Protheus :: Junction :: Estendendo o RootPath a partir de diretórios Virtuais (Ligações Simbólicas)

As funções de manipulação de arquivos, no Protheus, são limitadas ao RootPath ou a arquivos locais. A exemplo da função File() que, segundo o tdn: “Determina se existe arquivo no diretório ou path AdvPL padrão.”(tdn:http://tdn.totvs.com.br/kbm#9722).

File, em seu segundo parâmetro nWhere; “Indica o local onde será realizada a procura do arquivo.
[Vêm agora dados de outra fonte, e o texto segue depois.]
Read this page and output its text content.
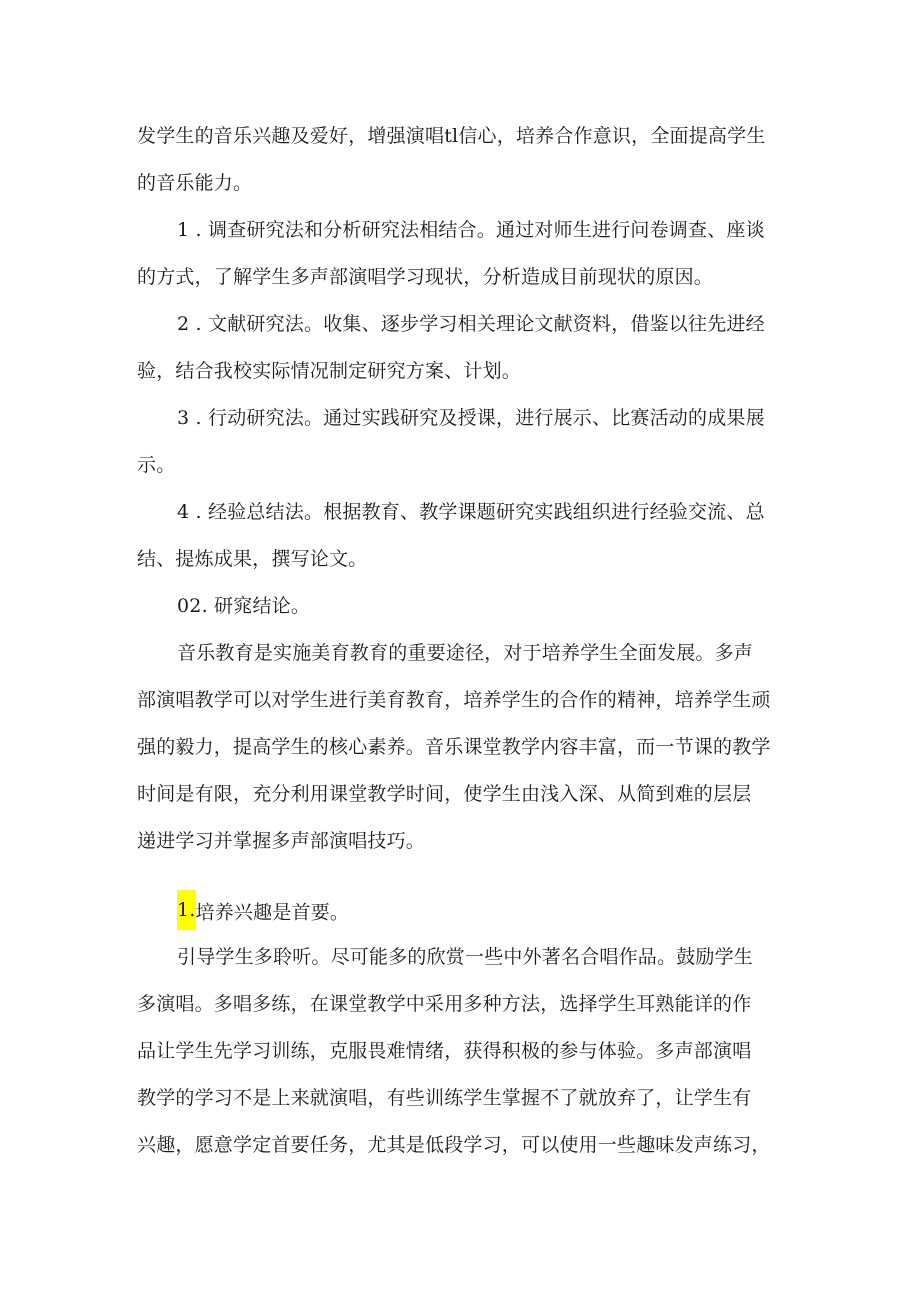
发学生的音乐兴趣及爱好，增强演唱tl信心，培养合作意识，全面提高学生
的音乐能力。
1 . 调查研究法和分析研究法相结合。通过对师生进行问卷调查、座谈
的方式，了解学生多声部演唱学习现状，分析造成目前现状的原因。
2 . 文献研究法。收集、逐步学习相关理论文献资料，借鉴以往先进经
验，结合我校实际情况制定研究方案、计划。
3 . 行动研究法。通过实践研究及授课，进行展示、比赛活动的成果展
示。
4 . 经验总结法。根据教育、教学课题研究实践组织进行经验交流、总
结、提炼成果，撰写论文。
02. 研窕结论。
音乐教育是实施美育教育的重要途径，对于培养学生全面发展。多声
部演唱教学可以对学生进行美育教育，培养学生的合作的精神，培养学生顽
强的毅力，提高学生的核心素养。音乐课堂教学内容丰富，而一节课的教学
时间是有限，充分利用课堂教学时间，使学生由浅入深、从简到难的层层
递进学习并掌握多声部演唱技巧。
1.培养兴趣是首要。
引导学生多聆听。尽可能多的欣赏一些中外著名合唱作品。鼓励学生
多演唱。多唱多练，在课堂教学中采用多种方法，选择学生耳熟能详的作
品让学生先学习训练，克服畏难情绪，获得积极的参与体验。多声部演唱
教学的学习不是上来就演唱，有些训练学生掌握不了就放弃了，让学生有
兴趣，愿意学定首要任务，尤其是低段学习，可以使用一些趣味发声练习，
Sendo: 0 = O acesso depende do path (Quando for um path relativo a procura será no Application Server; caso seja um path absoluto, a procura será no Smart Client). 1 = A procura será realizada no diretório de instalação do Application Server. 2 = A procura será realizada no diretório de instalação do Smart Client.” (tdn:http://tdn.totvs.com.br/kbm#9722).

Isso nos restringe ao ambiente Protheus. Às vezes precisamos que o Protheus abra arquivos em outras pastas que não as do client e nem as armazenadas no RootPath ou Application Server, para isso, para versões anteriores ao Windows Vista/7/Server 2008 (inclusive), que não disponibilizam Mklink, podemos usar o aplicativo Windows SysInternals :: Junction que cria, segundo a própria definição da Windows SysInternals, “Win2K NTFS symbolic links”. Usando Junction para o “mapeamento/criação” do “symbolic links” ou “Diretório Virtual” podemos “estender” o uso das funções de manipulação de arquivos do Protheus a exemplo: File(), Directory(), dbUseArea(), aDir(), dentre outras referenciadas no tdn como: Manipulação de arquivos, discos e I/O ou Banco de Dados\Funções genéricas.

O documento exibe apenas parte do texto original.